Tuesday, March 8, 2016

Now-Watch Total Solar Eclipse Live on Internet

Right now I am watching today's total solar eclipse live on the Internet at the following website.

http://www.theweathernetwork.com/news/articles/watch-this-weeks-total-solar-eclipse-from-anywhere/64612/

While you read interesting info, scroll down to watch the Slooh Feed of Total Solar Eclipse.
This is embedded by the Slooh Community Observatory.
It has very interesting, enthusiastic commentary as you watch with conversations with various guests.

QUOTE:
Many astronomers and eclipse enthusiasts are making the trip to Indonesia to capture the event, and the folks with the Slooh Community Observatory will be broadcasting the view from Indonesia out over their livefeed.
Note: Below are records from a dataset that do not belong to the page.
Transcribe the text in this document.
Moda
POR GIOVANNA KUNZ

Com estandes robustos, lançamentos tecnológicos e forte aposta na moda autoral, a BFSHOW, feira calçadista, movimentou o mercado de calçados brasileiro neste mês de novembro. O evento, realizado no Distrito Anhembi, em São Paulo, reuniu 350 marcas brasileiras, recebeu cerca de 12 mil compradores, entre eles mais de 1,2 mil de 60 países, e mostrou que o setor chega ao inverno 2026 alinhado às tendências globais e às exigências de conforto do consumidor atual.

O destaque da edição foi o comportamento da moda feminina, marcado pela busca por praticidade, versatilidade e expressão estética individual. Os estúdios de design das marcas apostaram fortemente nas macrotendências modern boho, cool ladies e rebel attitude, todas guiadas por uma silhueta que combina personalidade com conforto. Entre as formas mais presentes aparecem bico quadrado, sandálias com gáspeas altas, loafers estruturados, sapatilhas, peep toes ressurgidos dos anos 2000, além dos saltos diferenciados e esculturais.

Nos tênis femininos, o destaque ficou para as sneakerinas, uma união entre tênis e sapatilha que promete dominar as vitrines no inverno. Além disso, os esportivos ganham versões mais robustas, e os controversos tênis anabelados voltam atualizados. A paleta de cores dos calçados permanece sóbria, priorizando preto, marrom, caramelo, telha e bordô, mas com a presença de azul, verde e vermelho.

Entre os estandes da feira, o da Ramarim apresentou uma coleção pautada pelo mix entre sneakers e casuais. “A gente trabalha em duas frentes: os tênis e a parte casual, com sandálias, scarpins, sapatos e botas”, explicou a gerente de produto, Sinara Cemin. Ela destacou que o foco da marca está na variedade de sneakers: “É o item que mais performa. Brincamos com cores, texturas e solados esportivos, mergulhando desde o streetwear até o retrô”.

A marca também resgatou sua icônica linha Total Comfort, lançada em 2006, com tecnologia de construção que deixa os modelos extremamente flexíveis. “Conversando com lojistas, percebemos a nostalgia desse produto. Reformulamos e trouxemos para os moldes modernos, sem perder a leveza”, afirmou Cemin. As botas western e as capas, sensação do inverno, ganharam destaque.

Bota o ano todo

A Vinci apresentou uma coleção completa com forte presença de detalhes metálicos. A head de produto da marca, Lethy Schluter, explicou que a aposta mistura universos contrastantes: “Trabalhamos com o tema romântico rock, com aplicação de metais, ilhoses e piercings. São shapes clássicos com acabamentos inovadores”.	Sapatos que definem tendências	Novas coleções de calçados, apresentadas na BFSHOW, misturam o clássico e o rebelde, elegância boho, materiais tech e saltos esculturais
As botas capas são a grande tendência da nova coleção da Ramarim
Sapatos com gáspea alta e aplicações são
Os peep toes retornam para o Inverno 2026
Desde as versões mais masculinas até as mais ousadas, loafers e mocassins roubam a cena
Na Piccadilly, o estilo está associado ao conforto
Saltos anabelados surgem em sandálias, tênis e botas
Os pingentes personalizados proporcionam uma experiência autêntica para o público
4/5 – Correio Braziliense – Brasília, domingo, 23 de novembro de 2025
Their 3-hour broadcast will cover the entire eclipse, from when the Moon first starts to cover the Sun, through totality, and until the Moon completely leaves the solar disk behind.
UNQUOTE:


You can also watch live on Slooh's own wonderful website.
While you are on the website, have a look at their upcoming live events.
Slooh - Space for Everyone
https://live.slooh.com/stadium/live/slooh-live

Slooh twitter:  @Slooh
https://twitter.com/search?f=tweets&vertical=default&q=%40Slooh
#solareclipse


In Canada, the times to watch the video tonight, Tuesday 8 March 2016 are:
• Newfoundland:                                                                7:30 p.m. to 10:30 p.m.
• Nova Scotia, New Brunswick, PEI, Labrador:                 7      p.m. to 10      p.m.
• Quebec, Ontario, eastern Nunavut:                                 6     p.m. to   9      p.m.
• Manitoba, Saskatchewan, central Nunavut:                    5     p.m. to   8      p.m.
• Alberta, northwestern Nunavut, Northwest Territories:   4     p.m. to   7      p.m.
• British Columbia, Yukon:                                                 3     p.m. to   6      p.m.

QUOTE:
the eclipse itself makes a smooth transition across the planet from west to east, starting in Indonesia and ending north of Hawaii. Simply based on the way we organize our time zones and calendar, and the 12-hour difference between the different sides of the International Date Line (IDL), though, it will actually be seen first on March 9 for those locations west of the IDL, and then end on March 8 for those east of it.